Los amigos de Damián

El 10 de diciembre de 2017 es una fecha que jamás se olvidará en la sultana del norte. Ni en Guadalupe, por la tragedia más grande, ni en San Nicolás, por la alegría de su vida.

Sin embargo, en Tigres no solo hubo sonrisas cuando el silbante marcó el final del partido y los dejó como campeones del fútbol mexicano en el escenario más deseado. También llegaron lágrimas, y no precisamente de felicidad.

Pasa que esos 90 minutos fueron los últimos del enano más gigante que ha brillado en el volcán. Un monstruo donde quiera que jugó, y como muestra de ello, están los compañeros y maestros que caminaron donde el caminó.

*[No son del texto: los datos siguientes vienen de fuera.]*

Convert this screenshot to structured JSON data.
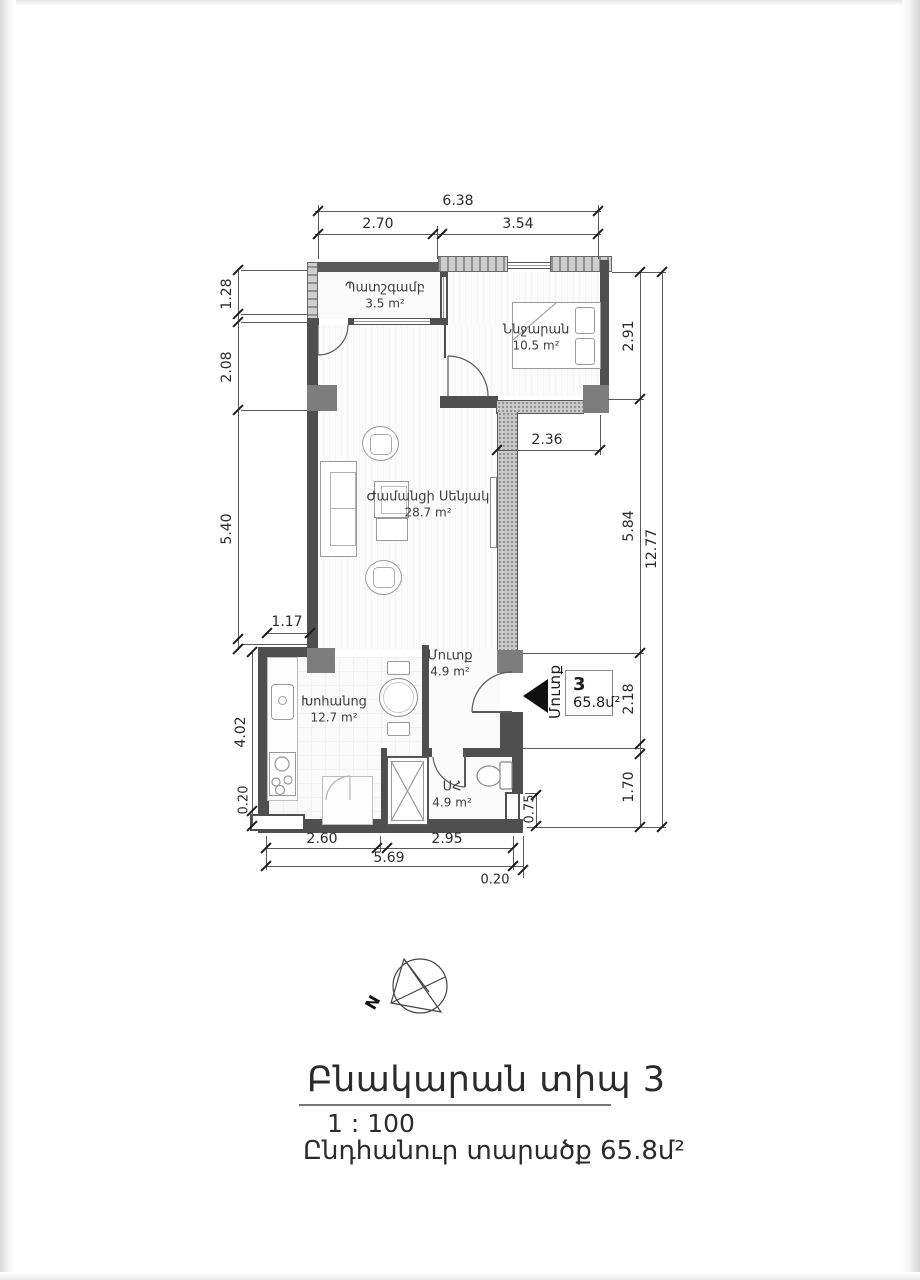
{
  "page": {
    "title": "Բնակարան տիպ 3",
    "scale": "1 : 100",
    "total_area": "Ընդհանուր տարածք 65.8մ²"
  },
  "compass": {
    "north": "N"
  },
  "entrance": {
    "label": "Մուտք",
    "unit_number": "3",
    "unit_area": "65.8մ²"
  },
  "rooms": {
    "balcony": {
      "name": "Պատշգամբ",
      "area": "3.5 m²"
    },
    "bedroom": {
      "name": "Ննջարան",
      "area": "10.5 m²"
    },
    "living": {
      "name": "Ժամանցի Սենյակ",
      "area": "28.7 m²"
    },
    "hall": {
      "name": "Մուտք",
      "area": "4.9 m²"
    },
    "kitchen": {
      "name": "Խոհանոց",
      "area": "12.7 m²"
    },
    "bathroom": {
      "name": "ՍՀ",
      "area": "4.9 m²"
    }
  },
  "dims": {
    "top_total": "6.38",
    "top_a": "2.70",
    "top_b": "3.54",
    "left_a": "1.28",
    "left_b": "2.08",
    "left_c": "5.40",
    "left_d": "4.02",
    "left_e": "0.20",
    "right_a": "2.91",
    "right_b": "5.84",
    "right_c": "2.18",
    "right_d": "1.70",
    "right_total": "12.77",
    "bottom_a": "2.60",
    "bottom_b": "2.95",
    "bottom_total": "5.69",
    "bottom_c": "0.20",
    "inner_a": "2.36",
    "inner_b": "1.17",
    "inner_c": "0.75"
  }
}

Desde jugadores de talla internacional como: Pablo Aimar, Javier Saviola, Juan Pablo Sorín, Germán Burgos, hasta figuras del balompié azteca; Miguel Calero (QEPD), Aquivaldo Mosquera, Andrés Chitiva, Gabriel Caballero, Chaco Giménez, André Pierre Gignac, Eduardo Vargas, Lucas Lobos, Nahuel Guzmán, entre muchos otros, han sido parte de los triunfos y tropiezos de uno de los mejores mediocampistas en la historia del balompié mexicano.

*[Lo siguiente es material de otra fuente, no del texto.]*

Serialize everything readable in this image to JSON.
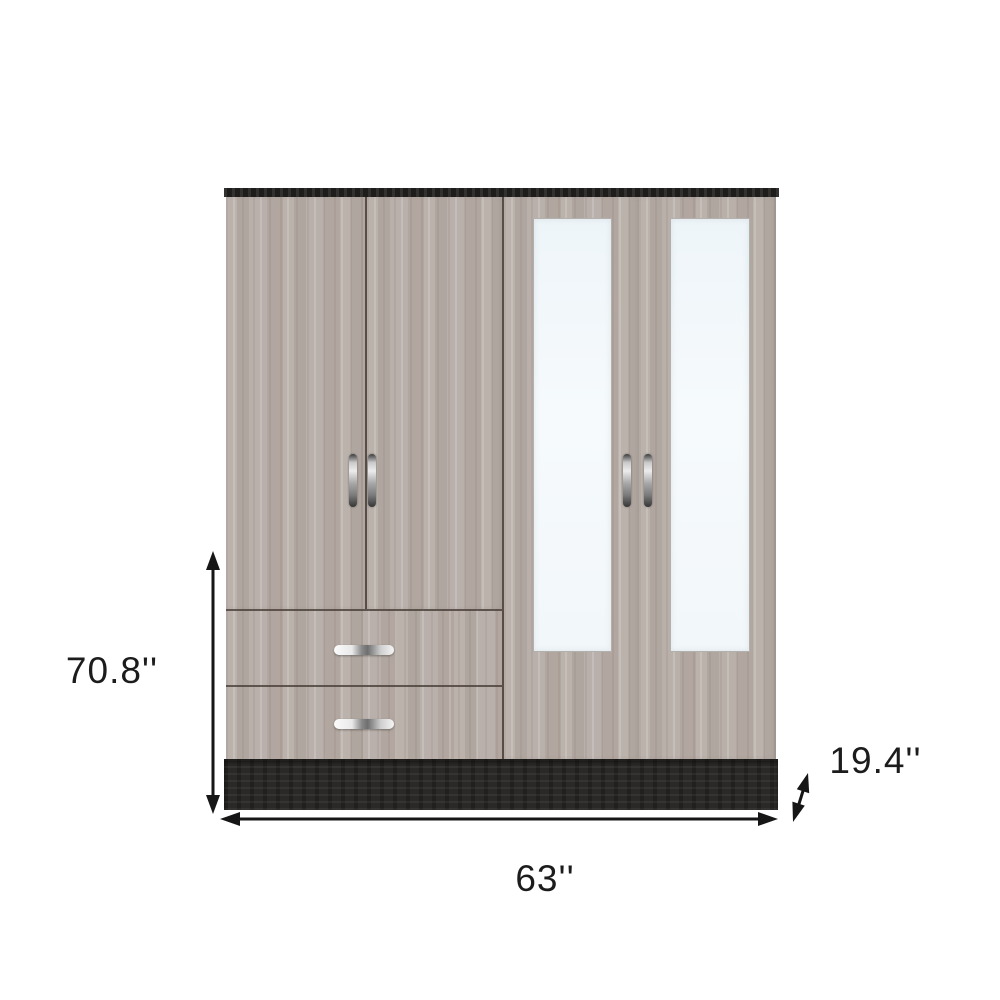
{
  "diagram": {
    "dimensions": {
      "height": {
        "label": "70.8''"
      },
      "width": {
        "label": "63''"
      },
      "depth": {
        "label": "19.4''"
      }
    },
    "icons": {
      "height_arrow": "double-headed-vertical-arrow",
      "width_arrow": "double-headed-horizontal-arrow",
      "depth_arrow": "double-headed-diagonal-arrow"
    },
    "colors": {
      "background": "#ffffff",
      "wood": "#b6aca6",
      "trim_black": "#262422",
      "base_black": "#2b2927",
      "mirror": "#f3f8fb",
      "handle_silver": "#c9c9c9",
      "dimension_line": "#161616"
    }
  }
}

Damián Alvarez es único. Su estilo predecible, aunque irremediablemente peligroso para los defensas contrarios, lo hizo pieza clave en casi todos los clubes donde jugó. Incluso, llegó a vestir la camiseta del país que mejor le acomodó en el ámbito del fútbol.

Sin embargo, el propio ‘’Enano’’ es consciente de que muy poco hubiese logrado si en su destino no hubiera encontrado a un tal Ramón Díaz, Enrique Meza o Ricardo Ferreti. Los tres de gran prestigio en su respectivo rubro.

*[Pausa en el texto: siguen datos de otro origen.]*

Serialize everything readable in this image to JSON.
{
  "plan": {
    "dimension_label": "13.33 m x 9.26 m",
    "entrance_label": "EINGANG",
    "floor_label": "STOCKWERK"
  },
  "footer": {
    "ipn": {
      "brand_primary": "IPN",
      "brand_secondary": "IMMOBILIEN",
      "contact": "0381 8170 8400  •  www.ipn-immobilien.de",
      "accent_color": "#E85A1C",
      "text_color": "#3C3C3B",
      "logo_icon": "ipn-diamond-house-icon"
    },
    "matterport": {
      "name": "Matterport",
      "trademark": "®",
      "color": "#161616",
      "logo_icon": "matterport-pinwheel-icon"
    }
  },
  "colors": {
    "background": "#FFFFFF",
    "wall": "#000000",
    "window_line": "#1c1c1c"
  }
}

Hoy Damián Alvarez no está más dentro del terreno de juego. El rectángulo verde y todo lo que gira y grita a su alrededor lo recuerda con nostalgia. Está en el grito de cada hincha al que en alguna tarde dejó sin voz. En el pase del compañero al que siempre llegaba y también en el arco que timorato lo veía cerrando y poniéndola en el ángulo cada y que se le antojaba.

La pieza es un tributo a los amigos del enano más gigante, que en mucho ayudaron en su crecimiento. Mas no me olvido de la entrega y el empeño que el chaparro le inyectó a cada minuto. En verdad vivió el fútbol. Por eso la pecosa lo extraña. Por eso lo extrañamos todos.

Lo juro por Diego.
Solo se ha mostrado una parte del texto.